When they ask "how do you size a test?", walk through the four parameters in order: alpha is fixed by policy, power is a target, MDE comes from product, and N falls out. Mention that for continuous metrics you also need the metric standard deviation.

When they ask "1% MDE versus 5% MDE?", the right answer is that 1% needs roughly 25x the sample of 5% (N scales with 1/MDE^2), so the choice is a business decision about how small a lift is worth shipping. Then ask what the company's actual shipping bar is — interviewers like candidates who push the question back.

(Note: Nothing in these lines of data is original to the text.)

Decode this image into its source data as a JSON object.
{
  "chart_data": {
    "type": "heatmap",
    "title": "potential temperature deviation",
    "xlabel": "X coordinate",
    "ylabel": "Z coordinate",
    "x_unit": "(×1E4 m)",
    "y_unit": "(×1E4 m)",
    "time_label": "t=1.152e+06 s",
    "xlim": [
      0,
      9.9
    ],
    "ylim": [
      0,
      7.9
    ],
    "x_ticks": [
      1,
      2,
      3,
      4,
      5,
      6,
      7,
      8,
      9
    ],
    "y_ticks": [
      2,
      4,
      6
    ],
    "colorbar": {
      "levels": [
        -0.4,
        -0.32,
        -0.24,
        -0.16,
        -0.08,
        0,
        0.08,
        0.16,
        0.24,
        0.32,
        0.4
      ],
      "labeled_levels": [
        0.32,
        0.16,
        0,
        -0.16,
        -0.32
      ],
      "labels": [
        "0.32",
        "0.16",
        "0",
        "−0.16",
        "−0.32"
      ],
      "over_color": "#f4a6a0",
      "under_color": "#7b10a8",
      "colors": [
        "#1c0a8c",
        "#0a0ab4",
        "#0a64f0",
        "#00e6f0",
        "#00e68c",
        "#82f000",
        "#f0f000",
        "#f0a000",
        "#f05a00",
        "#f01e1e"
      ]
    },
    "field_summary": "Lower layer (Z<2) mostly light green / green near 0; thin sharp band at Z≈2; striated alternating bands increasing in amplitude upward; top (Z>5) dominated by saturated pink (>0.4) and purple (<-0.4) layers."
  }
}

If you want to drill scenarios like "we have 4,000 daily users and a 4% baseline, can we detect a 0.5% lift in two weeks", NAILDD is launching with a deep library of A/B testing and SQL interview drills built around exactly this pattern.

FAQ

What is beta in plain English?

Beta is the probability of missing a real effect when you run the test — a false negative. Power is just 1 − β. Teams obsess over alpha (false positives) because it sounds dangerous, but in growth work β is usually the bigger source of pain because underpowered tests look like "no effect" and quietly kill good ideas.

Can I increase power without raising N?

Yes, by reducing the variance of the metric. CUPED is the standard trick: regress the metric on a pre-experiment covariate and analyze residuals. Stratified sampling and switchback designs also help. Raising MDE is the other lever, but only if the product team genuinely accepts a higher shipping bar.

Is 80% power really mandatory?

It is conventional, not mandatory. Use 80% for typical experimentation. Push to 90% or 95% when the decision is hard to reverse — pricing changes, billing changes, anything that touches paid retention. For exploratory A/B tests on a button color, 80% is plenty.

Is post-hoc power useful at all?

It is more confusing than helpful when computed at the observed effect. The form that pays off is "given our final N, what was the smallest lift we could have detected at 80% power?". That number tells you whether the test was capable of resolving a business-relevant effect, without the circular reasoning of plugging the observed estimate back in.

How do I size a test for revenue per user instead of conversion?

Use a t-test power calculation and supply the empirical standard deviation from a recent stable window of your data. Revenue distributions are heavy-tailed, so the SD will look large and N will spike. Variance reduction via CUPED is almost always worth it for revenue metrics — it can cut required N by 30% to 50% on real datasets.

What if the calculator says I need more users than I have in a year?

The MDE is too small relative to your traffic. Three honest options: raise MDE to a level the team would actually ship at, run on a higher-traffic surface, or switch to CUPED. Running the underpowered test anyway is the worst option — ambiguous result and burned calendar.